At Research Through Gaming, we’re huge fans of Limbo. Close the curtains, turn off the lights, or in this case now you can just squint a bit anywhere you like because this month the dark and atmospheric Limbo game was launched on iOS. It’s been a fantastic journey for a game that was first released back in 2010 on XBox Live, having claimed a sackful of awards along the way. Will it now prove more popular than Angry Birds? Well, I’m not sure it’s going to adorn countless kiddy t-shirts – it’s more likely to to keep a few children up at night with its shadowy bear-traps and giant spiders, all waiting to sneak out of nowhere and claim the life of our game character rather bluntly.
Still, the fact that this game has a fan base that continues to grow three years after its initial release shows it has something that 90% of the games market wish it had; an ongoing addictive nature.

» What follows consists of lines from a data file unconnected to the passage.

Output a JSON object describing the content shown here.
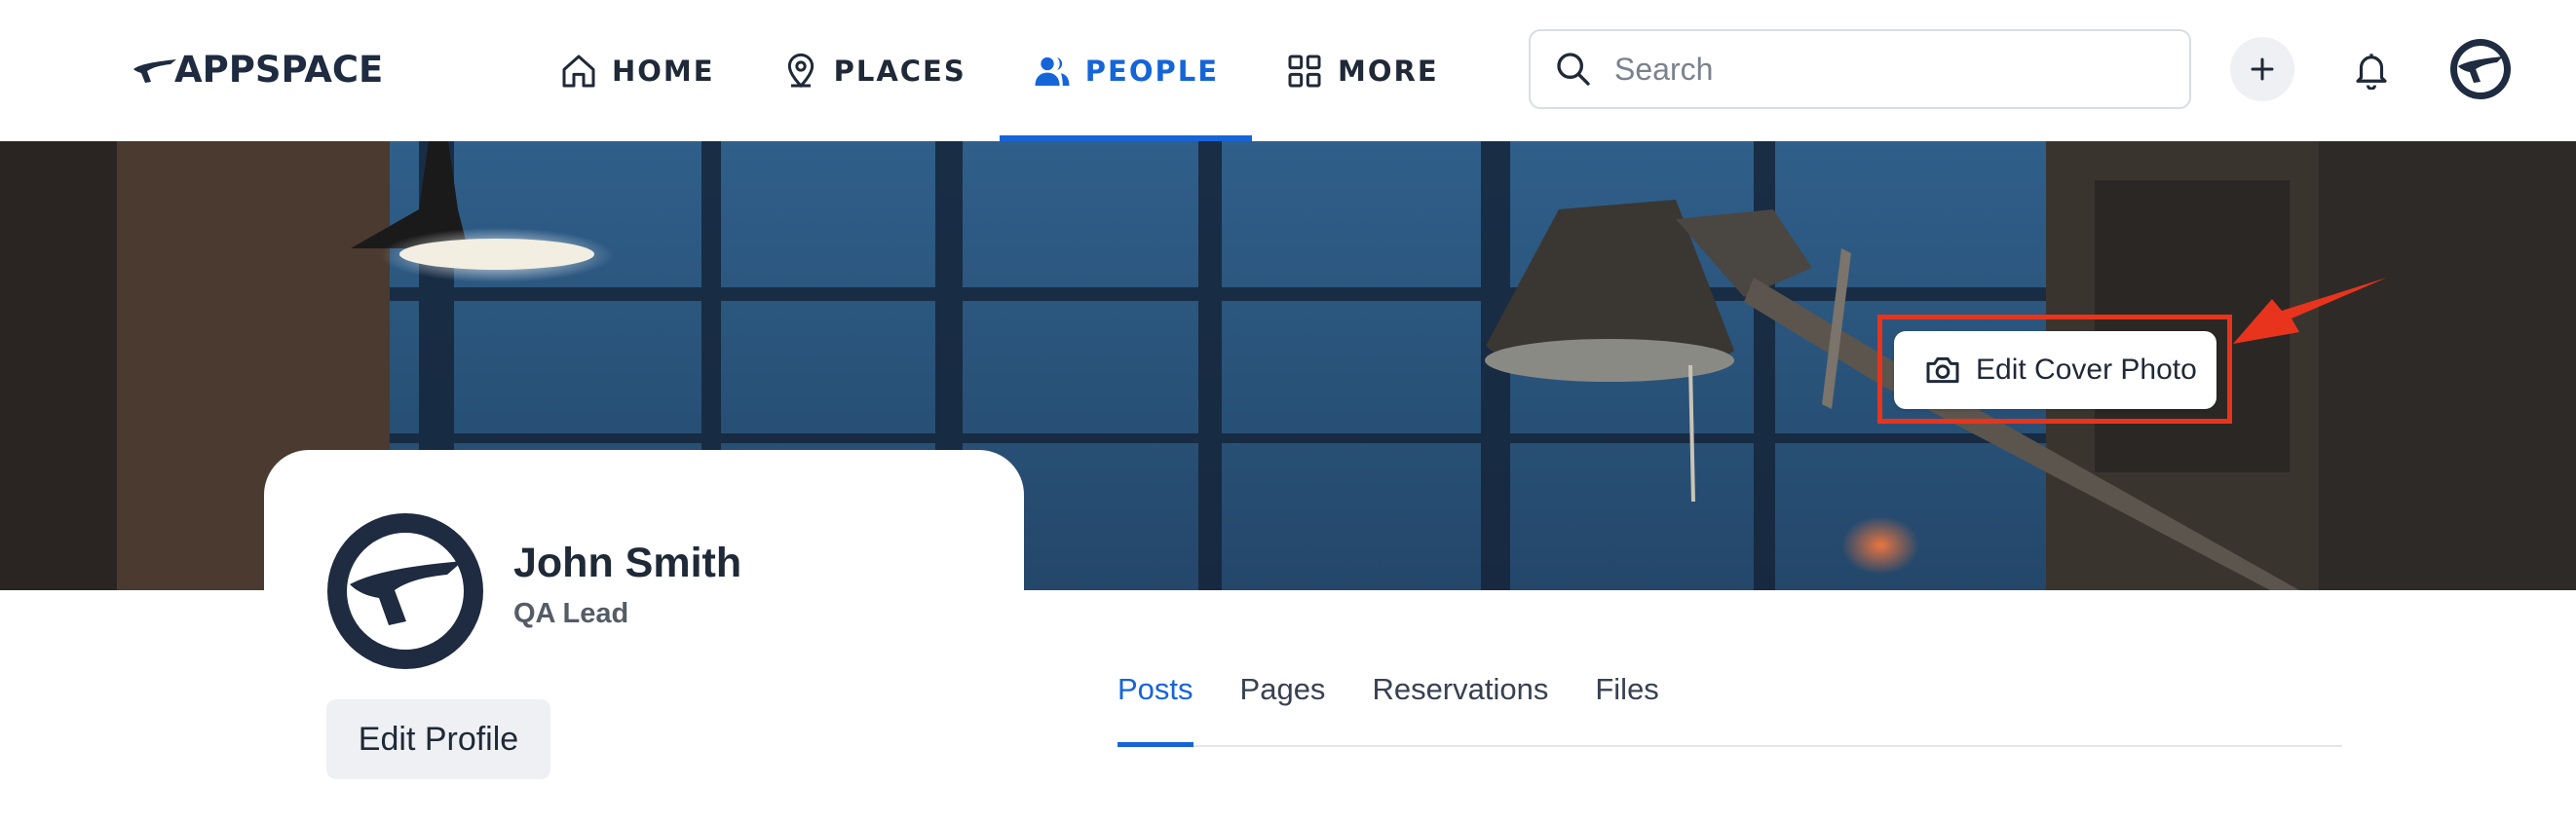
{
  "brand": {
    "name": "APPSPACE",
    "logo_icon": "appspace-swoosh-icon"
  },
  "nav": {
    "items": [
      {
        "label": "HOME",
        "icon": "home-icon",
        "active": false
      },
      {
        "label": "PLACES",
        "icon": "location-pin-icon",
        "active": false
      },
      {
        "label": "PEOPLE",
        "icon": "people-icon",
        "active": true
      },
      {
        "label": "MORE",
        "icon": "grid-icon",
        "active": false
      }
    ]
  },
  "search": {
    "placeholder": "Search",
    "value": ""
  },
  "header_actions": {
    "add_icon": "plus-icon",
    "notifications_icon": "bell-icon",
    "avatar_icon": "user-avatar"
  },
  "cover": {
    "edit_label": "Edit Cover Photo",
    "edit_icon": "camera-icon"
  },
  "profile": {
    "name": "John Smith",
    "role": "QA Lead",
    "edit_label": "Edit Profile"
  },
  "tabs": [
    {
      "label": "Posts",
      "active": true
    },
    {
      "label": "Pages",
      "active": false
    },
    {
      "label": "Reservations",
      "active": false
    },
    {
      "label": "Files",
      "active": false
    }
  ],
  "colors": {
    "accent": "#1565d8",
    "navy": "#1e2b40",
    "highlight": "#e8341c"
  }
}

What makes Limbo stick out from the crowded game landscape is… well, nearly everything about it. It’s hauntingly vague graphics, it’s mood, it’s puzzles and its soundscape all rely on the beauty of simplicity. And in setting itself out in this way it acquired a unique identity which has seen it become a massive favourite amongst gamers. The never-knowing of what lies ahead, combined with those eerie sounds, leaves the gamer constantly fearful of the fragile nature of the character. One false move and you’re dead – it really is that simple.
Limbo really sticks out as a game to inspire. Especially those, like us in the field of applying games to non-game activities. It offers a real insight into the stripped back and refined elements of what makes a game worth playing, and worth playing over and over again. From the wonderfully blocked-out graphics, to the haunting and obscure backdrops, here we can learn so much about how identity and uniqueness can play such a vital role in immersing the user. Narrative too, needn’t be convoluted. As we see in Limbo, we’re just a lost boy with no rhyme or reason as to why we got here – a game just has to explain the rules clearly and quickly – in Limbo’s instance, solve the puzzle or die trying… then try again. Part of my role at Research Through Gaming is coming up with narratives which effectively and simply support our clients research objectives and as we see from Limbo, sometimes, a back-story isn’t even needed. The game just has to be engaging from the start button. Many games companies and Gamification companies can learn a huge amount from a game like Limbo and as our CEO Betty always says “Games are NOT about bright colours!” – in Limbo we can definitely see great gameplay isn’t about that.